En mars 2020, le COVID-19 s’est transformé en une pandémie mondiale. En l’absence de traitement connu, les responsables de la santé publique ont tenté de réduire sa propagation en limitant les interactions humaines par des politiques de maintien à la maison.

Plusieurs facteurs de stress

Les entreprises ont temporairement fermé leurs portes ou modifié leurs pratiques pour prévenir la propagation du virus, ce qui a affecté l’économie et les emplois de nombreuses personnes. Ces facteurs de stress, ainsi que la diminution des occasions de socialiser avec les amis et la famille, ont augmenté les symptômes de dépression et d’anxiété chez de nombreuses personnes.

Comme il est connu que l’activité physique et le temps passé dans la nature sont associés à une meilleure santé mentale, les chercheurs de Kaiser Permanente en Californie du Sud ont cherché à déterminer comment l’exercice et le temps passé à l’extérieur étaient associés à la santé mentale des gens au plus fort de la pandémie.

Une enquête auprès de 250 000 participants

En avril 2020, les chercheurs ont envoyé une série d’enquêtes à plus de 250 000 participants de la banque de recherche de Kaiser Permanente – une collection d’enquêtes sur le mode de vie, de données de dossiers médicaux électroniques et de biospécimens, que les membres de Kaiser Permanente ont offerts volontairement.

Les personnes qui ont déclaré des symptômes du COVID-19 n’ont pas été incluses dans cette analyse, ce qui donne 20 012 répondants.

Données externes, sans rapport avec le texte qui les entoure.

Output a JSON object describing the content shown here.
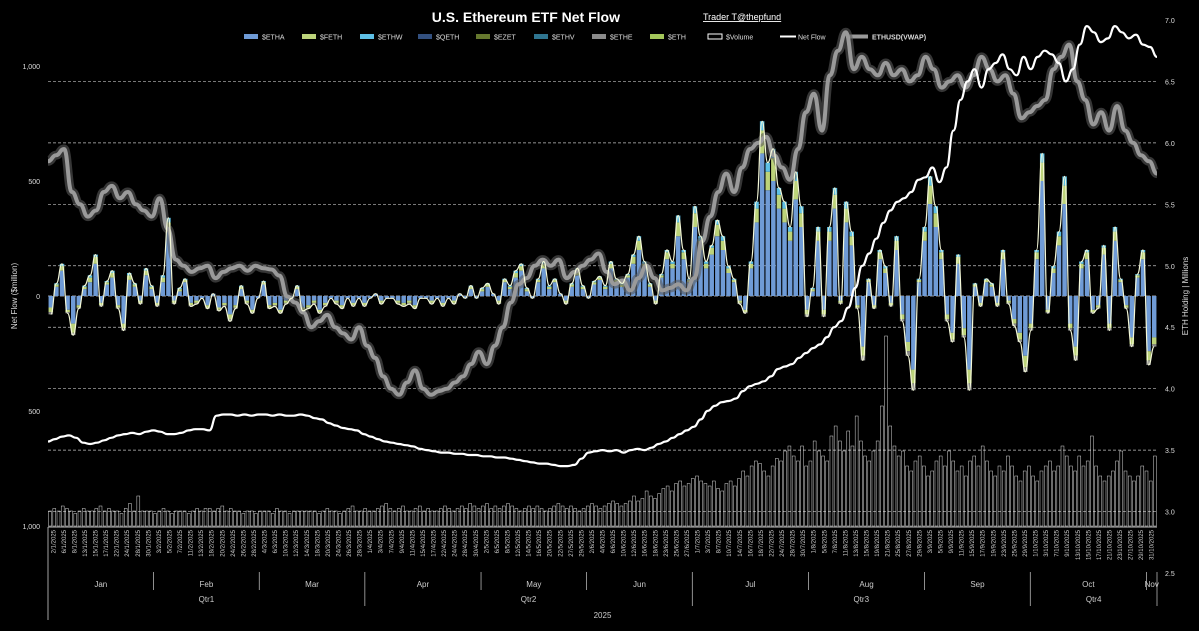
{
  "colors": {
    "background": "#000000",
    "etha": "#6f9bd6",
    "feth": "#bcd37a",
    "ethw": "#5ec0e6",
    "qeth": "#33507f",
    "ezet": "#66782e",
    "ethv": "#2f7590",
    "ethe": "#8a8a8a",
    "eth": "#a3c65a",
    "volume": "#ffffff",
    "netflow": "#ffffff",
    "ethusd": "#9a9a9a",
    "grid": "#bfbfbf",
    "red_tick": "#e03030"
  },
  "chart_data": {
    "type": "bar",
    "title": "U.S. Ethereum ETF Net Flow",
    "credit": "Trader T@thepfund",
    "ylabel_left": "Net Flow ($million)",
    "ylabel_right": "ETH Holding | Millions",
    "yticks_left": [
      {
        "label": "1,000",
        "value": 1000,
        "color": "#ffffff"
      },
      {
        "label": "500",
        "value": 500,
        "color": "#ffffff"
      },
      {
        "label": "0",
        "value": 0,
        "color": "#ffffff"
      },
      {
        "label": "500",
        "value": -500,
        "color": "#e03030"
      },
      {
        "label": "1,000",
        "value": -1000,
        "color": "#e03030"
      }
    ],
    "ylim_left": [
      -1000,
      1000
    ],
    "yticks_right": [
      "2.5",
      "3.0",
      "3.5",
      "4.0",
      "4.5",
      "5.0",
      "5.5",
      "6.0",
      "6.5",
      "7.0"
    ],
    "ylim_right": [
      2.5,
      7.0
    ],
    "legend": [
      {
        "label": "$ETHA",
        "kind": "bar",
        "color": "#6f9bd6"
      },
      {
        "label": "$FETH",
        "kind": "bar",
        "color": "#bcd37a"
      },
      {
        "label": "$ETHW",
        "kind": "bar",
        "color": "#5ec0e6"
      },
      {
        "label": "$QETH",
        "kind": "bar",
        "color": "#33507f"
      },
      {
        "label": "$EZET",
        "kind": "bar",
        "color": "#66782e"
      },
      {
        "label": "$ETHV",
        "kind": "bar",
        "color": "#2f7590"
      },
      {
        "label": "$ETHE",
        "kind": "bar",
        "color": "#8a8a8a"
      },
      {
        "label": "$ETH",
        "kind": "bar",
        "color": "#a3c65a"
      },
      {
        "label": "$Volume",
        "kind": "box",
        "color": "#ffffff"
      },
      {
        "label": "Net Flow",
        "kind": "line",
        "color": "#ffffff"
      },
      {
        "label": "ETHUSD(VWAP)",
        "kind": "thickline",
        "color": "#9a9a9a"
      }
    ],
    "date_labels": [
      "2/1/2025",
      "6/1/2025",
      "8/1/2025",
      "13/1/2025",
      "15/1/2025",
      "17/1/2025",
      "22/1/2025",
      "24/1/2025",
      "28/1/2025",
      "30/1/2025",
      "3/2/2025",
      "5/2/2025",
      "7/2/2025",
      "11/2/2025",
      "13/2/2025",
      "18/2/2025",
      "20/2/2025",
      "24/2/2025",
      "26/2/2025",
      "28/2/2025",
      "4/3/2025",
      "6/3/2025",
      "10/3/2025",
      "12/3/2025",
      "14/3/2025",
      "18/3/2025",
      "20/3/2025",
      "24/3/2025",
      "26/3/2025",
      "28/3/2025",
      "1/4/2025",
      "3/4/2025",
      "7/4/2025",
      "9/4/2025",
      "11/4/2025",
      "15/4/2025",
      "17/4/2025",
      "22/4/2025",
      "24/4/2025",
      "28/4/2025",
      "30/4/2025",
      "2/5/2025",
      "6/5/2025",
      "8/5/2025",
      "12/5/2025",
      "14/5/2025",
      "16/5/2025",
      "20/5/2025",
      "22/5/2025",
      "27/5/2025",
      "29/5/2025",
      "2/6/2025",
      "4/6/2025",
      "6/6/2025",
      "10/6/2025",
      "12/6/2025",
      "16/6/2025",
      "18/6/2025",
      "23/6/2025",
      "25/6/2025",
      "27/6/2025",
      "1/7/2025",
      "3/7/2025",
      "8/7/2025",
      "10/7/2025",
      "14/7/2025",
      "16/7/2025",
      "18/7/2025",
      "22/7/2025",
      "24/7/2025",
      "28/7/2025",
      "30/7/2025",
      "1/8/2025",
      "5/8/2025",
      "7/8/2025",
      "11/8/2025",
      "13/8/2025",
      "15/8/2025",
      "19/8/2025",
      "21/8/2025",
      "25/8/2025",
      "27/8/2025",
      "29/8/2025",
      "3/9/2025",
      "5/9/2025",
      "9/9/2025",
      "11/9/2025",
      "15/9/2025",
      "17/9/2025",
      "19/9/2025",
      "23/9/2025",
      "25/9/2025",
      "29/9/2025",
      "1/10/2025",
      "3/10/2025",
      "7/10/2025",
      "9/10/2025",
      "13/10/2025",
      "15/10/2025",
      "17/10/2025",
      "21/10/2025",
      "23/10/2025",
      "27/10/2025",
      "29/10/2025",
      "31/10/2025"
    ],
    "months": [
      {
        "label": "Jan",
        "start": 0,
        "end": 10
      },
      {
        "label": "Feb",
        "start": 10,
        "end": 20
      },
      {
        "label": "Mar",
        "start": 20,
        "end": 30
      },
      {
        "label": "Apr",
        "start": 30,
        "end": 41
      },
      {
        "label": "May",
        "start": 41,
        "end": 51
      },
      {
        "label": "Jun",
        "start": 51,
        "end": 61
      },
      {
        "label": "Jul",
        "start": 61,
        "end": 72
      },
      {
        "label": "Aug",
        "start": 72,
        "end": 83
      },
      {
        "label": "Sep",
        "start": 83,
        "end": 93
      },
      {
        "label": "Oct",
        "start": 93,
        "end": 104
      },
      {
        "label": "Nov",
        "start": 104,
        "end": 105
      }
    ],
    "quarters": [
      {
        "label": "Qtr1",
        "start": 0,
        "end": 30
      },
      {
        "label": "Qtr2",
        "start": 30,
        "end": 61
      },
      {
        "label": "Qtr3",
        "start": 61,
        "end": 93
      },
      {
        "label": "Qtr4",
        "start": 93,
        "end": 105
      }
    ],
    "year": "2025",
    "etha_daily": [
      -50,
      40,
      110,
      -60,
      -120,
      -40,
      30,
      60,
      140,
      -30,
      50,
      80,
      -40,
      -120,
      70,
      40,
      -20,
      90,
      30,
      -30,
      60,
      280,
      -20,
      20,
      60,
      -30,
      -20,
      -10,
      -40,
      10,
      -50,
      -30,
      -80,
      -40,
      30,
      -20,
      -60,
      -10,
      50,
      -40,
      -30,
      -60,
      -20,
      -10,
      30,
      -50,
      -40,
      -20,
      -60,
      -30,
      -10,
      -20,
      -40,
      -10,
      -30,
      -10,
      -30,
      -10,
      10,
      -20,
      -10,
      -10,
      -20,
      -30,
      -20,
      -40,
      -10,
      -10,
      -20,
      -10,
      -30,
      -10,
      -20,
      10,
      -10,
      30,
      -10,
      20,
      40,
      10,
      -20,
      60,
      30,
      80,
      110,
      20,
      -10,
      60,
      120,
      30,
      60,
      10,
      -20,
      40,
      90,
      30,
      -10,
      50,
      70,
      30,
      120,
      60,
      40,
      80,
      140,
      200,
      120,
      40,
      -20,
      80,
      160,
      120,
      260,
      160,
      60,
      300,
      200,
      120,
      180,
      260,
      200,
      100,
      60,
      -20,
      -60,
      120,
      320,
      620,
      460,
      500,
      380,
      320,
      240,
      420,
      300,
      -60,
      20,
      240,
      -60,
      240,
      380,
      -20,
      320,
      220,
      -40,
      -220,
      60,
      -40,
      160,
      100,
      -30,
      200,
      -80,
      -200,
      -320,
      60,
      240,
      400,
      300,
      160,
      -80,
      -160,
      140,
      -140,
      -320,
      40,
      -30,
      60,
      40,
      -30,
      160,
      -20,
      -100,
      -160,
      -260,
      -120,
      160,
      500,
      -60,
      100,
      220,
      400,
      -120,
      -220,
      120,
      160,
      -60,
      -40,
      180,
      -120,
      240,
      60,
      -40,
      -180,
      80,
      160,
      -240,
      -180
    ],
    "feth_daily": [
      -20,
      10,
      20,
      -10,
      -40,
      -10,
      10,
      20,
      30,
      -10,
      10,
      20,
      -10,
      -20,
      20,
      10,
      -10,
      20,
      10,
      -10,
      20,
      40,
      -10,
      10,
      10,
      -10,
      -10,
      0,
      -10,
      0,
      -10,
      -10,
      -20,
      -10,
      10,
      -10,
      -10,
      0,
      10,
      -10,
      -10,
      -10,
      -10,
      0,
      10,
      -10,
      -10,
      -10,
      -10,
      -10,
      0,
      -10,
      -10,
      0,
      -10,
      0,
      -10,
      0,
      0,
      -10,
      0,
      0,
      -10,
      -10,
      -10,
      -10,
      0,
      0,
      -10,
      0,
      -10,
      0,
      -10,
      0,
      0,
      10,
      0,
      10,
      10,
      0,
      -10,
      10,
      10,
      20,
      20,
      10,
      0,
      10,
      20,
      10,
      10,
      0,
      -10,
      10,
      20,
      10,
      0,
      10,
      10,
      10,
      20,
      10,
      10,
      10,
      30,
      40,
      20,
      10,
      -10,
      10,
      30,
      20,
      60,
      30,
      10,
      60,
      40,
      20,
      30,
      50,
      40,
      20,
      10,
      -10,
      -10,
      20,
      60,
      100,
      80,
      100,
      60,
      60,
      40,
      80,
      60,
      -20,
      10,
      40,
      -20,
      40,
      60,
      -10,
      60,
      40,
      -10,
      -40,
      10,
      -10,
      30,
      20,
      -10,
      40,
      -20,
      -40,
      -60,
      10,
      40,
      80,
      60,
      30,
      -20,
      -30,
      30,
      -30,
      -60,
      10,
      -10,
      10,
      10,
      -10,
      30,
      -10,
      -20,
      -30,
      -50,
      -20,
      30,
      80,
      -10,
      20,
      40,
      80,
      -20,
      -40,
      20,
      30,
      -10,
      -10,
      30,
      -20,
      40,
      10,
      -10,
      -30,
      10,
      30,
      -40,
      -30
    ],
    "etf_other_daily": [
      -10,
      5,
      10,
      -5,
      -10,
      -5,
      5,
      10,
      10,
      -5,
      5,
      10,
      -5,
      -10,
      10,
      5,
      -5,
      10,
      5,
      -5,
      10,
      20,
      -5,
      5,
      5,
      -5,
      -5,
      0,
      -5,
      0,
      -5,
      -5,
      -10,
      -5,
      5,
      -5,
      -5,
      0,
      5,
      -5,
      -5,
      -5,
      -5,
      0,
      5,
      -5,
      -5,
      -5,
      -5,
      -5,
      0,
      -5,
      -5,
      0,
      -5,
      0,
      -5,
      0,
      0,
      -5,
      0,
      0,
      -5,
      -5,
      -5,
      -5,
      0,
      0,
      -5,
      0,
      -5,
      0,
      -5,
      0,
      0,
      5,
      0,
      5,
      5,
      0,
      -5,
      5,
      5,
      10,
      10,
      5,
      0,
      5,
      10,
      5,
      5,
      0,
      -5,
      5,
      10,
      5,
      0,
      5,
      5,
      5,
      10,
      5,
      5,
      5,
      10,
      20,
      10,
      5,
      -5,
      5,
      10,
      10,
      30,
      10,
      5,
      30,
      20,
      10,
      10,
      20,
      20,
      10,
      5,
      -5,
      -5,
      10,
      30,
      40,
      40,
      40,
      30,
      30,
      20,
      40,
      30,
      -10,
      5,
      20,
      -10,
      20,
      30,
      -5,
      30,
      20,
      -5,
      -20,
      5,
      -5,
      10,
      10,
      -5,
      20,
      -10,
      -20,
      -30,
      5,
      20,
      40,
      30,
      10,
      -10,
      -10,
      10,
      -10,
      -30,
      5,
      -5,
      5,
      5,
      -5,
      10,
      -5,
      -10,
      -10,
      -20,
      -10,
      10,
      40,
      -5,
      10,
      20,
      40,
      -10,
      -20,
      10,
      10,
      -5,
      -5,
      10,
      -10,
      20,
      5,
      -5,
      -10,
      5,
      10,
      -20,
      -10
    ],
    "volume_daily": [
      0.3,
      0.35,
      0.3,
      0.4,
      0.35,
      0.3,
      0.25,
      0.3,
      0.35,
      0.3,
      0.3,
      0.35,
      0.4,
      0.3,
      0.35,
      0.3,
      0.3,
      0.25,
      0.35,
      0.45,
      0.3,
      0.6,
      0.3,
      0.3,
      0.3,
      0.25,
      0.3,
      0.35,
      0.3,
      0.25,
      0.3,
      0.3,
      0.3,
      0.25,
      0.3,
      0.35,
      0.3,
      0.35,
      0.35,
      0.3,
      0.35,
      0.4,
      0.3,
      0.35,
      0.3,
      0.3,
      0.25,
      0.3,
      0.3,
      0.25,
      0.3,
      0.3,
      0.3,
      0.25,
      0.35,
      0.3,
      0.3,
      0.25,
      0.3,
      0.3,
      0.3,
      0.3,
      0.3,
      0.3,
      0.25,
      0.3,
      0.35,
      0.3,
      0.3,
      0.25,
      0.3,
      0.35,
      0.4,
      0.3,
      0.3,
      0.35,
      0.3,
      0.3,
      0.35,
      0.4,
      0.45,
      0.35,
      0.3,
      0.35,
      0.4,
      0.3,
      0.3,
      0.35,
      0.4,
      0.3,
      0.35,
      0.3,
      0.3,
      0.35,
      0.4,
      0.35,
      0.3,
      0.35,
      0.4,
      0.35,
      0.45,
      0.4,
      0.35,
      0.4,
      0.45,
      0.35,
      0.4,
      0.35,
      0.4,
      0.45,
      0.4,
      0.35,
      0.3,
      0.35,
      0.4,
      0.35,
      0.4,
      0.35,
      0.3,
      0.35,
      0.4,
      0.45,
      0.4,
      0.35,
      0.4,
      0.35,
      0.3,
      0.35,
      0.4,
      0.45,
      0.4,
      0.35,
      0.4,
      0.45,
      0.5,
      0.45,
      0.4,
      0.45,
      0.5,
      0.6,
      0.5,
      0.55,
      0.7,
      0.6,
      0.55,
      0.65,
      0.75,
      0.8,
      0.7,
      0.85,
      0.9,
      0.8,
      0.85,
      0.95,
      1.0,
      0.9,
      0.85,
      0.8,
      0.9,
      0.75,
      0.7,
      0.85,
      0.9,
      0.8,
      0.95,
      1.1,
      1.0,
      1.2,
      1.3,
      1.25,
      1.1,
      1.0,
      1.2,
      1.35,
      1.3,
      1.5,
      1.6,
      1.4,
      1.3,
      1.6,
      1.2,
      1.3,
      1.7,
      1.5,
      1.4,
      1.3,
      1.8,
      2.0,
      1.7,
      1.5,
      1.9,
      1.6,
      2.2,
      1.7,
      1.4,
      1.3,
      1.5,
      1.7,
      2.4,
      3.8,
      2.0,
      1.6,
      1.4,
      1.5,
      1.2,
      1.1,
      1.3,
      1.4,
      1.2,
      1.0,
      1.1,
      1.3,
      1.4,
      1.2,
      1.5,
      1.3,
      1.1,
      1.2,
      1.0,
      1.3,
      1.4,
      1.2,
      1.6,
      1.3,
      1.1,
      1.0,
      1.2,
      1.1,
      1.4,
      1.2,
      1.0,
      0.9,
      1.1,
      1.2,
      1.0,
      0.9,
      1.1,
      1.2,
      1.3,
      1.1,
      1.2,
      1.6,
      1.4,
      1.2,
      1.1,
      1.4,
      1.2,
      1.3,
      1.8,
      1.2,
      1.0,
      0.9,
      1.0,
      1.1,
      1.3,
      1.5,
      1.1,
      1.0,
      0.9,
      1.0,
      1.2,
      1.1,
      0.9,
      1.4
    ],
    "net_flow_cum_millions": [
      3.57,
      3.59,
      3.61,
      3.62,
      3.6,
      3.56,
      3.55,
      3.56,
      3.58,
      3.6,
      3.62,
      3.63,
      3.64,
      3.63,
      3.65,
      3.66,
      3.65,
      3.63,
      3.63,
      3.64,
      3.66,
      3.67,
      3.67,
      3.66,
      3.78,
      3.79,
      3.79,
      3.78,
      3.79,
      3.78,
      3.79,
      3.79,
      3.78,
      3.79,
      3.78,
      3.78,
      3.79,
      3.78,
      3.76,
      3.75,
      3.72,
      3.7,
      3.68,
      3.67,
      3.66,
      3.63,
      3.61,
      3.59,
      3.57,
      3.56,
      3.55,
      3.54,
      3.53,
      3.51,
      3.5,
      3.49,
      3.48,
      3.48,
      3.47,
      3.47,
      3.46,
      3.46,
      3.45,
      3.45,
      3.44,
      3.44,
      3.43,
      3.42,
      3.41,
      3.4,
      3.39,
      3.39,
      3.38,
      3.37,
      3.37,
      3.38,
      3.43,
      3.48,
      3.49,
      3.5,
      3.49,
      3.5,
      3.48,
      3.5,
      3.51,
      3.5,
      3.52,
      3.55,
      3.57,
      3.6,
      3.63,
      3.66,
      3.69,
      3.75,
      3.82,
      3.86,
      3.89,
      3.9,
      3.92,
      3.98,
      4.02,
      4.04,
      4.06,
      4.1,
      4.16,
      4.18,
      4.2,
      4.25,
      4.29,
      4.33,
      4.36,
      4.42,
      4.5,
      4.55,
      4.66,
      4.82,
      5.0,
      5.1,
      5.22,
      5.35,
      5.45,
      5.52,
      5.55,
      5.6,
      5.7,
      5.72,
      5.8,
      5.68,
      5.8,
      6.1,
      6.35,
      6.5,
      6.6,
      6.45,
      6.6,
      6.65,
      6.72,
      6.6,
      6.55,
      6.7,
      6.6,
      6.7,
      6.75,
      6.72,
      6.65,
      6.5,
      6.6,
      6.8,
      6.95,
      6.9,
      6.82,
      6.85,
      6.95,
      6.9,
      6.85,
      6.88,
      6.8,
      6.78,
      6.7
    ],
    "ethusd_vwap_millions": [
      5.85,
      5.9,
      5.95,
      5.6,
      5.5,
      5.4,
      5.45,
      5.6,
      5.65,
      5.55,
      5.6,
      5.5,
      5.45,
      5.4,
      5.55,
      5.3,
      5.05,
      5.0,
      4.95,
      4.98,
      5.0,
      4.9,
      4.95,
      4.98,
      5.0,
      4.96,
      5.0,
      4.98,
      4.97,
      4.92,
      4.75,
      4.7,
      4.62,
      4.5,
      4.55,
      4.6,
      4.5,
      4.45,
      4.4,
      4.5,
      4.35,
      4.25,
      4.1,
      4.0,
      3.95,
      4.05,
      4.15,
      4.0,
      3.95,
      3.98,
      4.0,
      4.05,
      4.1,
      4.2,
      4.3,
      4.2,
      4.35,
      4.5,
      4.7,
      4.85,
      4.9,
      5.0,
      5.05,
      5.0,
      5.05,
      4.9,
      4.95,
      5.0,
      5.05,
      5.1,
      4.95,
      4.85,
      4.88,
      4.8,
      4.9,
      5.0,
      4.9,
      4.8,
      4.82,
      4.85,
      4.8,
      4.9,
      5.2,
      5.4,
      5.6,
      5.75,
      5.6,
      5.8,
      5.95,
      6.0,
      6.05,
      5.9,
      5.8,
      5.7,
      5.95,
      6.25,
      6.4,
      6.1,
      6.55,
      6.75,
      6.9,
      6.6,
      6.7,
      6.6,
      6.55,
      6.65,
      6.55,
      6.6,
      6.5,
      6.55,
      6.7,
      6.6,
      6.45,
      6.5,
      6.55,
      6.45,
      6.55,
      6.7,
      6.6,
      6.5,
      6.55,
      6.4,
      6.2,
      6.25,
      6.3,
      6.35,
      6.6,
      6.7,
      6.8,
      6.5,
      6.35,
      6.15,
      6.25,
      6.1,
      6.3,
      6.1,
      6.0,
      5.9,
      5.85,
      5.75
    ]
  }
}
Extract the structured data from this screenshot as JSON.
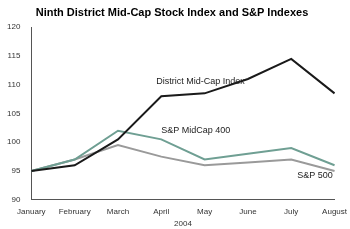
{
  "chart_data": {
    "type": "line",
    "title": "Ninth District Mid-Cap Stock Index and S&P Indexes",
    "x_label": "2004",
    "categories": [
      "January",
      "February",
      "March",
      "April",
      "May",
      "June",
      "July",
      "August"
    ],
    "series": [
      {
        "name": "District Mid-Cap Index",
        "color": "#1a1a1a",
        "values": [
          95,
          96,
          100.5,
          108,
          108.5,
          111,
          114.5,
          108.5
        ]
      },
      {
        "name": "S&P MidCap 400",
        "color": "#6f9f93",
        "values": [
          95,
          97,
          102,
          100.5,
          97,
          98,
          99,
          96
        ]
      },
      {
        "name": "S&P 500",
        "color": "#9a9a9a",
        "values": [
          95,
          97,
          99.5,
          97.5,
          96,
          96.5,
          97,
          95
        ]
      }
    ],
    "ylim": [
      90,
      120
    ],
    "yticks": [
      90,
      95,
      100,
      105,
      110,
      115,
      120
    ],
    "grid": false
  }
}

Ils ont chacun rempli au moins 4 enquêtes entre avril et juillet 2020.

Des résultats révélateurs

Les femmes blanches de plus de 50 ans représentaient une forte proportion des répondants. La plupart des répondants ont déclaré être à la retraite et ont généralement adhéré aux ordres « plus sûrs à la maison » pendant la période de l’enquête. Cette étude a révélé que :

  • Les déclarations d’anxiété et de dépression ont diminué au fil du temps.
  • Les scores d’anxiété et de dépression étaient plus élevés chez les femmes et les jeunes, et plus bas chez les Asiatiques et les Noirs que chez les Blancs.
  • Les participants qui n’ont pas déclaré d’activité physique ont déclaré la dépression et l’anxiété la plus élevée par rapport aux personnes qui ont fait de l’exercice.
  • Le fait de passer moins de temps à l’extérieur est associé à des scores de dépression et d’anxiété plus élevés.
  • Les personnes qui avaient passé le plus de temps à l’extérieur présentaient les scores d’anxiété les plus élevés, mais cette recherche n’a pas pu expliquer ce résultat.

« Ce que nous avons appris de ces résultats, c’est que lors de futures situations d’urgence, il sera important de peser soigneusement les décisions de fermer les parcs et les zones extérieures par rapport à l’impact négatif que ces fermetures peuvent avoir sur la santé mentale des gens », a déclaré le Dr Young.

Cette recherche a été publiée dans Preventive Medicine.